その後、お母様の勧めで発達検査を受けたところ障害があることが分かり、再就職を目指すための利用となりました。

通所中の状況
通称ペースは安定するが、自己理解が乏しい。

利用開始当初から週5日と安定した通所ができていて、フルタイムや正社員での就労を目指し、勤務時間(9時~17時)と同じ時間をハンズで過ごしていました。
全てのプログラムにおいて、指示理解が難しい場面や捉え違いも多く、指摘されるまで気付かないことがありました。また発達障害の診断をされている自覚はありつつ、自閉スペクトラム症の詳細や自己理解が出来ていない状態でした。コミュニケーションに関しても「よく分からないが、どこか上手くいっていないような気がする」程度の認識で、ご自身の伝えたい言葉と発言内容が異なることも多く、相手に正しく伝わらない事がありました。ビジネスマナーなどが身についておらず、理解出来ない事があると何時間も一人で考込み、その為周りについていけない事で、落ち込む事が多々ありました。

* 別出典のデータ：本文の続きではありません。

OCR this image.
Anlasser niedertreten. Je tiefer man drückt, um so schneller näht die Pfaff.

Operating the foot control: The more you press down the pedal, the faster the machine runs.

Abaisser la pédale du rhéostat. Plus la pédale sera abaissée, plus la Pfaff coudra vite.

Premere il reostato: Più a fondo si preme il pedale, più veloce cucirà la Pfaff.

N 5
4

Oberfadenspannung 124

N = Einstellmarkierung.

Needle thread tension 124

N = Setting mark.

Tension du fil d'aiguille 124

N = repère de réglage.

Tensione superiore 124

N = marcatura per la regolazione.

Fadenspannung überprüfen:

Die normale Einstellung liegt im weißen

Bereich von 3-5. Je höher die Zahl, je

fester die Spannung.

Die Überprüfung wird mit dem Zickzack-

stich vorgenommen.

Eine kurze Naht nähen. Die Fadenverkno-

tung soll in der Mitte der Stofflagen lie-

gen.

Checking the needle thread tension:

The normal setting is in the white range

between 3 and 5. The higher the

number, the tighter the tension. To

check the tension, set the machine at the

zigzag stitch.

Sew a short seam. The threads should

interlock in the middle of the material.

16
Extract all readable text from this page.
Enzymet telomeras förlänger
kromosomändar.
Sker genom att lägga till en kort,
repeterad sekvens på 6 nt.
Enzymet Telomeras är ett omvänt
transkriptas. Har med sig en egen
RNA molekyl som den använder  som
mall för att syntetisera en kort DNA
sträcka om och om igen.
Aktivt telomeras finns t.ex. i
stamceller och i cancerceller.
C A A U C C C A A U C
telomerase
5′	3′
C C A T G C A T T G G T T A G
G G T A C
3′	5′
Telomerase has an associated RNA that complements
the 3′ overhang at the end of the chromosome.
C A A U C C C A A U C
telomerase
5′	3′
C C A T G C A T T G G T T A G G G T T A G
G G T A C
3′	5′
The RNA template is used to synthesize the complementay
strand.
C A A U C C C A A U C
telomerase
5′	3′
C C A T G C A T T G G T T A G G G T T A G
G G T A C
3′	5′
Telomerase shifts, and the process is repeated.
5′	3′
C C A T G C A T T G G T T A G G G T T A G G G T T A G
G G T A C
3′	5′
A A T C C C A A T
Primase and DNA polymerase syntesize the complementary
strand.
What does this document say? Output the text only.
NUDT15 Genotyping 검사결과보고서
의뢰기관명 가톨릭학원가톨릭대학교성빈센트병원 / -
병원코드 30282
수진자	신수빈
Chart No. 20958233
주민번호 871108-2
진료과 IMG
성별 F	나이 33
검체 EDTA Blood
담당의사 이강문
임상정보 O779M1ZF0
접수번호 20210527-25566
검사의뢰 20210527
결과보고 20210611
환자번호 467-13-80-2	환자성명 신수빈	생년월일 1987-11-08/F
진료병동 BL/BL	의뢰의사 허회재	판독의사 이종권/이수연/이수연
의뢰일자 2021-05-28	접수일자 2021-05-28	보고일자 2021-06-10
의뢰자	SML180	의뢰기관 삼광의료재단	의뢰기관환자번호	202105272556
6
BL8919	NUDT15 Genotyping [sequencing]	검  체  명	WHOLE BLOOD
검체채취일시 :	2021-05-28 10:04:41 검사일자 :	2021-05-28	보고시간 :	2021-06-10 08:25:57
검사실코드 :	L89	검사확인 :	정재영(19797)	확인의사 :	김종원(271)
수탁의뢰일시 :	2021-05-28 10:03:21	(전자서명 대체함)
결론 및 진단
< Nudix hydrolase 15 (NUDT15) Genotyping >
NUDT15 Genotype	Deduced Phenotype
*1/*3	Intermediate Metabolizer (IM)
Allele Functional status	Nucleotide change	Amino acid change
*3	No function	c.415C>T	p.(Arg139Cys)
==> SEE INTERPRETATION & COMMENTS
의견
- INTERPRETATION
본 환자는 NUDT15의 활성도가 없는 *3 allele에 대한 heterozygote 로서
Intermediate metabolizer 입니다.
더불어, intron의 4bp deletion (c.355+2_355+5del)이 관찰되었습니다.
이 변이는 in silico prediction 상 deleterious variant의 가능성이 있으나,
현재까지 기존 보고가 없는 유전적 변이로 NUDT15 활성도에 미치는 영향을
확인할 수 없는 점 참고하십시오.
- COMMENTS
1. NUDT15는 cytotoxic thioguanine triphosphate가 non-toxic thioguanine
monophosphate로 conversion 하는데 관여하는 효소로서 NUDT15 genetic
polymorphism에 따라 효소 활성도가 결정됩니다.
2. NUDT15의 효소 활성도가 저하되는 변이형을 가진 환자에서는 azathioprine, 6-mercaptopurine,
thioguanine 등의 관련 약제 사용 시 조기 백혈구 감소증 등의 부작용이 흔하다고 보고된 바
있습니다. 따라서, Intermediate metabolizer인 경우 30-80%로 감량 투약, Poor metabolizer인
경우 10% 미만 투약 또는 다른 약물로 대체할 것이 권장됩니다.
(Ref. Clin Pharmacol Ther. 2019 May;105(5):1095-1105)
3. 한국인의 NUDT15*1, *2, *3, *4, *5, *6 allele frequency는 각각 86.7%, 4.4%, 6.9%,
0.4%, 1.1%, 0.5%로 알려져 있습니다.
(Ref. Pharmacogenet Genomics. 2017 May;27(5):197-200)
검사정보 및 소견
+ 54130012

自己理解を深め、心身共に安定できる職場への就職を目指す。

1年が経過し、職能評価を受けた際に、自己理解や報連相の重要さを伝えることができました。その後、ご自身の希望内容から実習先を検討し、実践スキルの確認の為、実習(スーパー、図書館、清掃、洗車名など)に参加されました。
実習に参加後、就労する中で困りそうな場面や苦手なことを整理し、「心身共に安定して勤務を継続する」ことを目指し、再度条件の整理を一緒に行いました。しかし、「応募したい」という発言が本心なのか、またはご両親の意向をそのまま伝えているのか分からない場面も多くありましたので、「良いと感じたポイントはどこか」など、細かく聞き取りを実施し進めるようにしていきました。
「自分の障害や、得意不得意を理解してもらえる環境で働きたい」というご意向もあり、自身の特性や関わり方をハンズから企業に伝える事を前向きに捉えられ、実習や面接の際も、ご本人様に代わって伝えました。

1人で考え込まず、質問する大切さを学んでいく。

時間がかかっていた原因が「一人で(長時間)考え込んでいた事」だった為、ストップウォッチを活用し考える時間を決めて取り組みました。時間になると質問する練習を繰り返し、また作業時間を記録することにより、視覚的にもスピードアップし、次の目標を決めて取り組む事が出来ていました。
毎日、訓練報告という形で連絡を取りながら、「どのように伝えるか」を事前に考えていただくように促し、表現方法については一緒に確認し、別の言い回しがあれば伝えました。見た目からは心身状態が分かりずらい方でしたので、その日の心身状態や出来事などを記録してもらい、毎日確認する事で、気分の落ち込みの原因や調子が良い理由を、ご自身で客観的に把握出来るようになりました。
不安が増すと確認行動が増えるので、メモを取り確認出来るよう準備したり、ご自身の理解が合っているか確認していただくいよう練習しましたが、努力だけではカバー出来ない事も多かった為、サポート依頼を自ら出来るよう練習し続けました。

就業後の様子
企業の方と対応を確認しながら、安定した職場環境を目指す。

雇用前実習の段階で企業へほぼ毎日訪問し、担当の方へご本人様との関わり方を伝えました。トラブルがあった際はご本人様と面談し、柔軟に考えていただくよう伝え、ジョブコーチ支援も利用しました。

企業からも高評価!会社訪問は終了へ。

3ヵ月のジョブコーチ支援終了後、企業担当者様からも高評価をいただき、
頻繁に会社訪問する必要性がなくなりました。今後は、休日に面談をしたり、ご本人様の状況を伺いながら支援内容を検討していきます。